Coney wrote, in a letter to this paper, "Let us hope our MPs are not swayed by ill-founded liberal notions that prostitution is just another form of work". So it's a hobby? Prostitution is work, but not as we know it. And that is reflected in the proposed legislation. They have even had to state, bizarrely, that a person cannot be denied a benefit if they refuse to take a job in the sex industry.

The oldest profession will never, as some people believe, be "normalised". Just because something is not illegal doesn't make it normal, as the behaviour of our politicians constantly demonstrates.

Making something not a crime also doesn't mean society approves of it. Appearing in a porn movie is not necessarily a crime but most of us don't want to do that either.

I can't really see many women listing "harlot" as their occupation on their passport and giving talks on careers day at school.
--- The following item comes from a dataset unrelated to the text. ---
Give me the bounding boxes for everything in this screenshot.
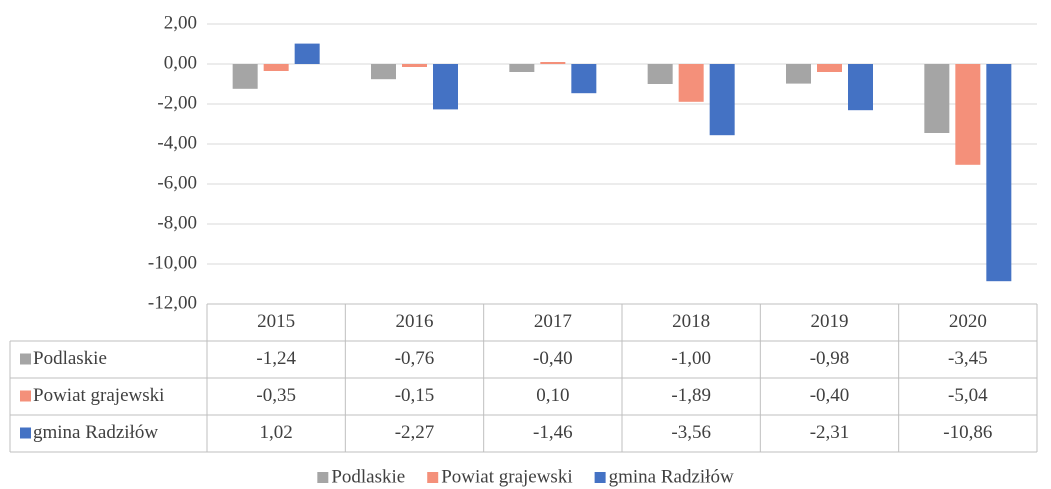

Even if the law changes, prostitution will still be viewed by most people as a wretched way to earn a buck, no matter what Paglia and prostitute collectives say.

Still, change is scary. I can't help coming over a bit nimby about this one - not, I hope, in my back yard. Somehow the idea of the Resource Management Act sorting out conflicts over the location of brothels isn't entirely reassuring.

But reacting to a needed change in an unjust law with fear and revulsion will do nothing to improve our collective morality. You can't build a more ethical society on unjust laws.

What is disturbing about the disgust expressed by Burchill and McLeod is that it perpetuates the sort of contempt that leads men to feel justified in abusing and exploiting prostitutes. Or women they think act like prostitutes, or talk like prostitutes, or wear short skirts like prostitutes

A law change may encourage men to see prostitutes as real people with rights, as fellow citizens, rather than as a criminal subclass. Who knows, that sort of attitude shift might prove to be worse for business on the street than old, punitive laws.